Несмотря на головокружение и легкую тошноту, я села. В небольшом будуарчике мы были вдвоем — я и императрица, и она в нетерпении, как львица по клетке, кружила по крохотному помещению.

— Следы, — повторила императрица с раздражением. — Ты про следы какие-то мыслила. На ноже. Говори-ка!

— Следы? Отпечатки пальцев? — пробормотала я, с трудом фокусируясь на происходящем. Но я же не говорила это вслух?

— О Пятеро! — воскликнула императрица и что-то проговорила на незнакомом мне языке, затем озабоченно нахмурилась. — Что, мы память тебе дотла выжгли?

Я бестолково хлопала глазами. Память? Но я все помню. Даже то, что не хотела бы вспоминать.

— У каждого человека отпечатки пальцев уникальные, — машинально выдавила я. — Если с ножа и у всех, кто в доме был, отпечатки с пальцев снять и сравнить, можно злодея узнать…

Теперь озадаченно хлопнула глазами императрица. Я вздохнула, прижала тыльную сторону ладони к губам. Пятеро, как же невыносимо больно.

— Что еще знаешь? — быстро спросила императрица. Но хоть не «откуда».

— Любые следы можно изучать. След сапога. След ладони. Волосы можно собрать. Обрывки ткани. — Я тараторила, находя в этом спасение и забытье. Я почти ничего про криминалистику и не знаю, но лишь бы стереть темную комнату и смерть человека, который был для меня всем. — Показания всех свидетелей записывать, потом сличать…

— Довольно! — она подошла, села на самый ближний ко мне стул. Смотреть ей в глаза… Избави Пятеро.
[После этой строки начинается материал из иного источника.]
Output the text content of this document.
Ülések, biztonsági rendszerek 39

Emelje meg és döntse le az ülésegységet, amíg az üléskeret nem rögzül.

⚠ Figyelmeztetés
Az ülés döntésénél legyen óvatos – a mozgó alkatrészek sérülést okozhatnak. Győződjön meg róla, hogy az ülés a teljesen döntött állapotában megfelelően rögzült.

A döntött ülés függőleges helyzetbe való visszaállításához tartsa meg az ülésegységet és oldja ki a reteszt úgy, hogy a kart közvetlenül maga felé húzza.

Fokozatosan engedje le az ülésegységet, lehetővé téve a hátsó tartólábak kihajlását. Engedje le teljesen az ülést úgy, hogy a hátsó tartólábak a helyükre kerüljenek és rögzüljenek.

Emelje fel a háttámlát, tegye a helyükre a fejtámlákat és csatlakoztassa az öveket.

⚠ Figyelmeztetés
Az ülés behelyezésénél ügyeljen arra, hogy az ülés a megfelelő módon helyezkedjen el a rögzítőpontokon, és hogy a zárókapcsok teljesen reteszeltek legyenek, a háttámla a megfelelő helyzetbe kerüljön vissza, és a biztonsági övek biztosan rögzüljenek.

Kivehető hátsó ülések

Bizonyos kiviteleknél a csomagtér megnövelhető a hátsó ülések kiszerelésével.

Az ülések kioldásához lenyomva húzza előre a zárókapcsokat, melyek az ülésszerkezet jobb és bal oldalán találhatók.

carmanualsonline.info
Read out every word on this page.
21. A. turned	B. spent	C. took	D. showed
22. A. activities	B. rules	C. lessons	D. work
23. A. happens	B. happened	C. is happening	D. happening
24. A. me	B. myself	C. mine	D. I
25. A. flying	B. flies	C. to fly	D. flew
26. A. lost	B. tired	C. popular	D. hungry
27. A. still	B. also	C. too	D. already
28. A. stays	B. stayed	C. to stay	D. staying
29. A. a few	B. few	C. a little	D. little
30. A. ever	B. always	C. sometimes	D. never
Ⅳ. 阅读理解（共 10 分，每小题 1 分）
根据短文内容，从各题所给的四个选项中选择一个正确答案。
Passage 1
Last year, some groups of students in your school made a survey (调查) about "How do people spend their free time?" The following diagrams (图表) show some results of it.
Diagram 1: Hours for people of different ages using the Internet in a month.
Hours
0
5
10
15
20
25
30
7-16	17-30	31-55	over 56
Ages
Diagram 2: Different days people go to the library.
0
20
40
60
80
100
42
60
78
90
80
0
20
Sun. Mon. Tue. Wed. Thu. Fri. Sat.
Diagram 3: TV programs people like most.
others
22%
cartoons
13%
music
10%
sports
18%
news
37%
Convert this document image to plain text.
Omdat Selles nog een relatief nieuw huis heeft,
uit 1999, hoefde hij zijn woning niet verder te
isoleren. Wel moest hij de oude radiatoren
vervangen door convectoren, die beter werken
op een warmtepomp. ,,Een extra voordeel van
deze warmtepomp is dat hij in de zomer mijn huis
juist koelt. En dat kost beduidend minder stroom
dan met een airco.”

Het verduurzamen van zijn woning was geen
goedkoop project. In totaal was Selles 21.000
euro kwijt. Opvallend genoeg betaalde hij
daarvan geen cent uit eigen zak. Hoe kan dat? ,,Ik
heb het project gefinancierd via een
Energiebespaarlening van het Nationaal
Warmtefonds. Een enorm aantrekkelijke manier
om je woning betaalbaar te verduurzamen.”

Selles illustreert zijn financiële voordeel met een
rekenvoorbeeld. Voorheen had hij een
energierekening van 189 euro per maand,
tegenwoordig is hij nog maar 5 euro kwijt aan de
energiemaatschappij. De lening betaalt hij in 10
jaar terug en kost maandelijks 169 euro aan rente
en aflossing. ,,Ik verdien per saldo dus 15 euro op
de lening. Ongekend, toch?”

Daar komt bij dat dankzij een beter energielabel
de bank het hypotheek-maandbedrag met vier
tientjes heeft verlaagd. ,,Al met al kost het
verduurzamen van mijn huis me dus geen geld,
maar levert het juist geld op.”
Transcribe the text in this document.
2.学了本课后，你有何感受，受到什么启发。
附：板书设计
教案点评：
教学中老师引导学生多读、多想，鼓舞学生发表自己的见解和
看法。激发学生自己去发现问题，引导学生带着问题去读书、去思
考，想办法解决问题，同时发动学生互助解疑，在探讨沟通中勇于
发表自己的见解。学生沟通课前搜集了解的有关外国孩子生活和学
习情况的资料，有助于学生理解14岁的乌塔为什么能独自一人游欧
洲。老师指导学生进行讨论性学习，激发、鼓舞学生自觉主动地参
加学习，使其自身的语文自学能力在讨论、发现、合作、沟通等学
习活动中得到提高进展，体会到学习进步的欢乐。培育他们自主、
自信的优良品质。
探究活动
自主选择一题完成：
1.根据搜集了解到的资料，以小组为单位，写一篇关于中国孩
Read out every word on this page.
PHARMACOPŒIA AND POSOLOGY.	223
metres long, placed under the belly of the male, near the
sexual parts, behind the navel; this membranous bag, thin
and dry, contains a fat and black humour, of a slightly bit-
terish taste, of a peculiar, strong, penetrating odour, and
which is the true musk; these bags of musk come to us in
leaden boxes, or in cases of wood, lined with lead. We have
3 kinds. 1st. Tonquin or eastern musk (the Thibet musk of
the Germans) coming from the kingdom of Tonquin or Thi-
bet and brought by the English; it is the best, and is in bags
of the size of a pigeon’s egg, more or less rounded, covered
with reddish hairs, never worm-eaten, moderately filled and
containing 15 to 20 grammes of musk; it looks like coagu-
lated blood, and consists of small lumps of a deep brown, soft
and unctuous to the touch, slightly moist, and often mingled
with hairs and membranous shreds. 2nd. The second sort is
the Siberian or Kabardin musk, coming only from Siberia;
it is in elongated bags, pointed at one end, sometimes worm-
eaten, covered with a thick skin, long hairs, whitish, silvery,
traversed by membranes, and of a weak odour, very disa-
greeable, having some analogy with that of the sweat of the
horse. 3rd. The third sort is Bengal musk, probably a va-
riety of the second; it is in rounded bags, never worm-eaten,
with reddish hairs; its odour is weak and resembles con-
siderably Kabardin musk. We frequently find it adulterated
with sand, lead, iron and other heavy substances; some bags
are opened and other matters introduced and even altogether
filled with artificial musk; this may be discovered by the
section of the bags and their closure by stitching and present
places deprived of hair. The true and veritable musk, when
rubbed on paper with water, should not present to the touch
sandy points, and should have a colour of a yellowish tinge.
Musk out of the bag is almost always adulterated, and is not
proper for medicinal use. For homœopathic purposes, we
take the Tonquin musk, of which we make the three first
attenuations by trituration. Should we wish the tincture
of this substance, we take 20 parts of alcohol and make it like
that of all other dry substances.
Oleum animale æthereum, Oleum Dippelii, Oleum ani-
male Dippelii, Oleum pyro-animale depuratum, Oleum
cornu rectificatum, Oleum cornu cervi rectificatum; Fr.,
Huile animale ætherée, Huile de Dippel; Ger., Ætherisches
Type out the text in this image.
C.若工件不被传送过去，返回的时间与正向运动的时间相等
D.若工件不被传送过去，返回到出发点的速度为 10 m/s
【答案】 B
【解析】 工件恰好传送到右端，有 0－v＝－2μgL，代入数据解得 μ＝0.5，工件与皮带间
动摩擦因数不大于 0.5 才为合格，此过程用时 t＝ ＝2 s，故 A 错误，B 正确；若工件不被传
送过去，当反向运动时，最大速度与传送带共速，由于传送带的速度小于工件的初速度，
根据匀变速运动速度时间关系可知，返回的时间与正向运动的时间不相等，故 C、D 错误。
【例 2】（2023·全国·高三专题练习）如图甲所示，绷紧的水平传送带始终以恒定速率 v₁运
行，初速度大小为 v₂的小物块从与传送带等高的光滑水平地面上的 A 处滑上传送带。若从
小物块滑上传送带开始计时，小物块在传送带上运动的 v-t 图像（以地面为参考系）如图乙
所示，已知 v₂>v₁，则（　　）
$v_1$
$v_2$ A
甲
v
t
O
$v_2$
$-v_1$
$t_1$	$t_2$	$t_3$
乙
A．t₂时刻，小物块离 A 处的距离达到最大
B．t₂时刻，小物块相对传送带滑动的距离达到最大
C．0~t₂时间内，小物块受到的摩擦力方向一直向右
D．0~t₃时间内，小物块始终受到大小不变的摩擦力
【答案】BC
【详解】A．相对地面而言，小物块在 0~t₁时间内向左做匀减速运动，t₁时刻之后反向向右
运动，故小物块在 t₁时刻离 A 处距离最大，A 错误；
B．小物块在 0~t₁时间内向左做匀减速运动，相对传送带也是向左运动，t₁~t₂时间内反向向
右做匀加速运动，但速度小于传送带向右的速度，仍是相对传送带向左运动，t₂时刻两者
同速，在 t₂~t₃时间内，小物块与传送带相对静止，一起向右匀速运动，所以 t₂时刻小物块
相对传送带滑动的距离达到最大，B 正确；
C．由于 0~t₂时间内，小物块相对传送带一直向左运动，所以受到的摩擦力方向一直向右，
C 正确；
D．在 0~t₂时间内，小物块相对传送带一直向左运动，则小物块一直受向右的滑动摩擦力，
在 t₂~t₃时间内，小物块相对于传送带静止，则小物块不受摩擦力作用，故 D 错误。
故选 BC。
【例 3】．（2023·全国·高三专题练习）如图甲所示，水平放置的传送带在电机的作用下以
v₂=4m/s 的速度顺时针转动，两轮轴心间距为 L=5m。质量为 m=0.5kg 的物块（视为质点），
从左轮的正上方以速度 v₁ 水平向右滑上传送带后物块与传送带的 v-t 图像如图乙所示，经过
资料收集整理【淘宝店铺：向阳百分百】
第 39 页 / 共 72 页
Больше я этого не сделаю никогда. — Откуда знаешь такое?

В голове все еще неприятно шумело, и я не была убеждена, что верно воспринимаю слова императрицы. Что она мне выжгла?.. Я сказала то, что могло бы сойти за правду:

— Фадей Никитич мне про то говорил, государыня.

— Добрый человек, служил нам верою. А ты… — она посмотрела на меня внимательно, фыркнула, протянула руку и коснулась моего платья. — Зело занятно было увидеть. Жаль боярина и тебя жаль.

Императрица изучила шов на моем платье, отстранилась, махнула рукой, подумала, взяла меня за подбородок, и волей-неволей я опять… нет, ничего, в ее глазах ничего страшного, одни веселые искорки. Настоящий маг, завораживающий и опасный.

— Полно, — добавила она уже с недовольством и убрала руку. — Не выжгли мы тебе ничего. Холопов твоих, злодеев, Наталью и мужа ее, на двор наш пришлешь.